The National Health Reference Price List was introduced via regulations to the National Health Act in 2007, and was punted by the department as no more than guidelines for private healthcare as it would have been at odds with the Competition Act if it had prescribed the fees.

But in practice the guide has been used by medical schemes to set limits on the rates they would pay service providers such as doctors and specialists.

The Hospital Association of SA, emergency services ER24 and Netcare911, and the South African Private Practitioners Forum joined 22 specialist groups to challenge the validity of the reference price list, a case that was heard in February. At issue was the way the department had determined the fees spelt out in the list, which the applicants argued bore no relation to the cost of running a business. They also challenged the way the department interacted with the parties affected by the tariff guide.

Yesterday, Acting Judge Piet Ebersohn ruled that former health director-general Thami Mseleku, now ambassador to Malaysia, had failed to comply with the constitution and had acted in a manner that was procedurally unfair.

He described Mr Mseleku’s action as “one of disdain and disregard” for the rights of the Hospital Association, which had tried in vain to get the department to consider its proposals for establishing a methodology for determining hospital fees.

No suitable methodology was established for private hospitals or private emergency services, yet fees were published for these parties, a process the judge described as “irrational and unreasonable”.

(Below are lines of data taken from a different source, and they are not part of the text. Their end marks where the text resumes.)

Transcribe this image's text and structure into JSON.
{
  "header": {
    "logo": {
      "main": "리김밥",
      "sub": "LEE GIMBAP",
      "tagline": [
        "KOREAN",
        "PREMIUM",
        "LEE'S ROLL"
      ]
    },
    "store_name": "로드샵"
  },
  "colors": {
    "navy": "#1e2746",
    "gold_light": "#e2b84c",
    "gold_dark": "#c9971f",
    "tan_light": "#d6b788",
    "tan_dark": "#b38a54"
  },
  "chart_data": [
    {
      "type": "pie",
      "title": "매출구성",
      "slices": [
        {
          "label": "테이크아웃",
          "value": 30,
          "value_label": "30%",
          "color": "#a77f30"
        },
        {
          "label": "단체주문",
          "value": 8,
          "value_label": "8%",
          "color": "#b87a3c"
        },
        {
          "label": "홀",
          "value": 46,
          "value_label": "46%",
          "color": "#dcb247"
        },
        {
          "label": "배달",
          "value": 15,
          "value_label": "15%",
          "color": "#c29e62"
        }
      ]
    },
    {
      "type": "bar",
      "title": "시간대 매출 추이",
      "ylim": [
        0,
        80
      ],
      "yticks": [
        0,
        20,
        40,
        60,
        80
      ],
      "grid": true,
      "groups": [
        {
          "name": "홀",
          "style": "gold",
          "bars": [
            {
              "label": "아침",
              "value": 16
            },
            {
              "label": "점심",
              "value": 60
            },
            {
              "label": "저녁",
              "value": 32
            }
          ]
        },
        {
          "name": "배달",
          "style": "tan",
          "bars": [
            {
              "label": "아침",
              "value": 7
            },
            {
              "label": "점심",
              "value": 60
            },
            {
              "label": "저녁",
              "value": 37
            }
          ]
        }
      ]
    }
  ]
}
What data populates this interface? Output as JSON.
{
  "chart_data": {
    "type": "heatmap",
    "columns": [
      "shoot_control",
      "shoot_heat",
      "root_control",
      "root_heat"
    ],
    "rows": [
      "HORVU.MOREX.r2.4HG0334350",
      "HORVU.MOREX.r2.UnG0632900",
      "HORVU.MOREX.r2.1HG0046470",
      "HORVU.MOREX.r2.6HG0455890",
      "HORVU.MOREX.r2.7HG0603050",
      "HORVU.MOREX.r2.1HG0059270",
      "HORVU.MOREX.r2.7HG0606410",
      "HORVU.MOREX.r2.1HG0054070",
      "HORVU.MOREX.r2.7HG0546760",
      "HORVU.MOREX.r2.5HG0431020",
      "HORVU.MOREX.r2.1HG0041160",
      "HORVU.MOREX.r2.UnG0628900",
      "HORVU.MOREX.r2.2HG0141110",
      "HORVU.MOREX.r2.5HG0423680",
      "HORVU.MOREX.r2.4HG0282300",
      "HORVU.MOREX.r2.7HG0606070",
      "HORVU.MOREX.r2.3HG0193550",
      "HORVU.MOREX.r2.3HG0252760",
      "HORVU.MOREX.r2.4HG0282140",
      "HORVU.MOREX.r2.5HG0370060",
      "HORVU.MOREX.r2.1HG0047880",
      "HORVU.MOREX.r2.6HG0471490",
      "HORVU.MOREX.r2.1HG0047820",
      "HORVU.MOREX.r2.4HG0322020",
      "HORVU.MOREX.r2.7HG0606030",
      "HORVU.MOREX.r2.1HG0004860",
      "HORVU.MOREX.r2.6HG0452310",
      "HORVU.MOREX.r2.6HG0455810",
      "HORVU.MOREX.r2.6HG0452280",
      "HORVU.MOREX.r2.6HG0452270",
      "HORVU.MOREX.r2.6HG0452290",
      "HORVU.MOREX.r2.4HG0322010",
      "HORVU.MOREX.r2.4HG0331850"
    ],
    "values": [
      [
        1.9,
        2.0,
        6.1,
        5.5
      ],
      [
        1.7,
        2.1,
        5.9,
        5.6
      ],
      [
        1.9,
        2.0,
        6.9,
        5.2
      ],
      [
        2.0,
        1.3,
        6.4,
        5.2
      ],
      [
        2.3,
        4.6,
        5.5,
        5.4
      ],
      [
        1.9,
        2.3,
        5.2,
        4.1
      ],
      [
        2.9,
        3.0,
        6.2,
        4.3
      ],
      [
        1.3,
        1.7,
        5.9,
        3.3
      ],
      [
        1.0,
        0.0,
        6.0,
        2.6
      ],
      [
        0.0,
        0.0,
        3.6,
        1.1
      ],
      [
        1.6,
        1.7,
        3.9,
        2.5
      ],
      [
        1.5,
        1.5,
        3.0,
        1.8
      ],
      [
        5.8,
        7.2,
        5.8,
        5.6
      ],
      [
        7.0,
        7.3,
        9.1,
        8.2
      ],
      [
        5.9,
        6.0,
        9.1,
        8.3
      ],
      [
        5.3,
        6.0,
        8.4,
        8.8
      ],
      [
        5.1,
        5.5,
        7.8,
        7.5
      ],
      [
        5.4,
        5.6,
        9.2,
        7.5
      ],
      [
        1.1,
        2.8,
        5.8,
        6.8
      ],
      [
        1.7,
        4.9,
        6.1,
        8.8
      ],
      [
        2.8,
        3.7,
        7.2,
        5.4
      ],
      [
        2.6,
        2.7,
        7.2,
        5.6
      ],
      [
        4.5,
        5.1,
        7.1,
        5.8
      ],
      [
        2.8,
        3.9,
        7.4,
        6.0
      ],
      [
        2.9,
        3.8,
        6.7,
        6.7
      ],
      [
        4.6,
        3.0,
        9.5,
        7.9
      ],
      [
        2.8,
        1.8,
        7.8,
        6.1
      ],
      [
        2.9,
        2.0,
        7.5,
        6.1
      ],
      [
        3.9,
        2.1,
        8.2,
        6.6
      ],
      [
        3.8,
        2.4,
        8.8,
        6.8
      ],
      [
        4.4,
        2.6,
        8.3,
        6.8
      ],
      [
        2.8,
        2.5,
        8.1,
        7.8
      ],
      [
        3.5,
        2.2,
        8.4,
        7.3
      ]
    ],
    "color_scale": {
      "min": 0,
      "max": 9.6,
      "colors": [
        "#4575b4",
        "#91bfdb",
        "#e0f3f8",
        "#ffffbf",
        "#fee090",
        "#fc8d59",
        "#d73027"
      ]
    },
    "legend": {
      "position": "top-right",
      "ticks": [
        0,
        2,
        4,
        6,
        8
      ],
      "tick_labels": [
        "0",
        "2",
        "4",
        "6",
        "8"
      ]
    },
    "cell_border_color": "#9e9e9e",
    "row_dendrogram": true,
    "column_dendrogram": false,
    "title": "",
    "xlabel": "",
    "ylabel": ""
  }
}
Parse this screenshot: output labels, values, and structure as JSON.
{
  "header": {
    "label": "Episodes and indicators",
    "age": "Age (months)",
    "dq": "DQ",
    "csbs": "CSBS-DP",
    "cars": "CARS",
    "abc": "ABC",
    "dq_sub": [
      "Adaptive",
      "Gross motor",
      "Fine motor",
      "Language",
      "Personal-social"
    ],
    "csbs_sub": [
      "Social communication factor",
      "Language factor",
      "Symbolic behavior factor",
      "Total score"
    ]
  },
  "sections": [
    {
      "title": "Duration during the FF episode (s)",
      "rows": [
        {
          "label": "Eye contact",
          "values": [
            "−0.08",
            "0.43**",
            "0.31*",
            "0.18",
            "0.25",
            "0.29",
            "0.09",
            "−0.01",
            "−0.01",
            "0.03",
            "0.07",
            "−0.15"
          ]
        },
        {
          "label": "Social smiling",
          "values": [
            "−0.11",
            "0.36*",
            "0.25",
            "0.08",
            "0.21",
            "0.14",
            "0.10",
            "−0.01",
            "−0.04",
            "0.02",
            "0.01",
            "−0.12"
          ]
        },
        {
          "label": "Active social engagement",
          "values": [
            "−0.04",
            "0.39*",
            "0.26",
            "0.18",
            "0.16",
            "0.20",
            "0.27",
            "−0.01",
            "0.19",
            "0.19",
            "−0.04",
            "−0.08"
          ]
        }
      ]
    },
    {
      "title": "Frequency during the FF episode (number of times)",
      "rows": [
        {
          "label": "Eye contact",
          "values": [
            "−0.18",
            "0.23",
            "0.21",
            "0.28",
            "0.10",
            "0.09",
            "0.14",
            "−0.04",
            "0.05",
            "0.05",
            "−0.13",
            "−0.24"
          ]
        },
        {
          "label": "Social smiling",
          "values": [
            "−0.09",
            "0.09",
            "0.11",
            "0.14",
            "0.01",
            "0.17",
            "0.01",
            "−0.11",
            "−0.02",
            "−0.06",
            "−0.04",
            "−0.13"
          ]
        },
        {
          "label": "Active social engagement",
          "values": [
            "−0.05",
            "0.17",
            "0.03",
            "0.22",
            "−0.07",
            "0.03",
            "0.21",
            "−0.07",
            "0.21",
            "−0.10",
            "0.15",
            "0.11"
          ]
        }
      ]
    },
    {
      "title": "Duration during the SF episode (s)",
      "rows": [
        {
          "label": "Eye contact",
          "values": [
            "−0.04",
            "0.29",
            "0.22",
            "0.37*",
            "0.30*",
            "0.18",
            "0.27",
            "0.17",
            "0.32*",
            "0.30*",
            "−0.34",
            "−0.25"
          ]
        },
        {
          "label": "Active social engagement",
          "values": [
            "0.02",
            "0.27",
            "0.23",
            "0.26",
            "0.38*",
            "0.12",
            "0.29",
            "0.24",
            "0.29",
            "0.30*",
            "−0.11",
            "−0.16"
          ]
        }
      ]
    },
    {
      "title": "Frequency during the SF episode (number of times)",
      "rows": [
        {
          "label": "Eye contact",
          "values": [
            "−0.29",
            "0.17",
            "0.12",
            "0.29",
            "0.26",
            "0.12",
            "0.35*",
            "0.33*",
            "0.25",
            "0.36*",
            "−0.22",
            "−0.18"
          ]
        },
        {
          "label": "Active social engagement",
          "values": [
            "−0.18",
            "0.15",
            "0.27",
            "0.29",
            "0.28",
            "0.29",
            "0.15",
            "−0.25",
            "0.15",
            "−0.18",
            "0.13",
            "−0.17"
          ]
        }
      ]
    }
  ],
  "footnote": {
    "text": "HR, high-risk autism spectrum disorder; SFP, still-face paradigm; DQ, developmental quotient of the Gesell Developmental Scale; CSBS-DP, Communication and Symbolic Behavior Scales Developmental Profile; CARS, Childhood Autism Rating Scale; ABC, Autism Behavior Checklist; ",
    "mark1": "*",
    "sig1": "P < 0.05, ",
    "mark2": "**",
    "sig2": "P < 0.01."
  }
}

Judge Ebersohn ruled the regulations to the National Health Act that established the reference price list to be invalid and set them aside. He made a sweeping costs order requiring the department to pay not only the applicants’ legal costs but also for the research that formed the basis of their submissions to the department, including two surveys commissioned by the Hospital Association from PricewaterhouseCoopers and Deloitte.

Practitioners forum head Dr Chris Archer was “relieved” by the judge’s findings, but he declined to comment further until he had studied the ruling.

“We are very pleased. We feel vindicated,” Hospital Association CEO Kurt Worrall-Clare said.

“We do not see ourselves in opposition with the health department on this or any issue, and we hope that our relations from this point can be constructive and engaging.”

The department’s spokesman, Fidel Hadebe, declined to comment, saying officials had yet to study the judgment.

“The underlying principle of tariffs is not in question, and to us that’s encouraging,” said Heidi Kruger, spokeswoman for the Board of Healthcare Funders, which represents medical schemes and administrators.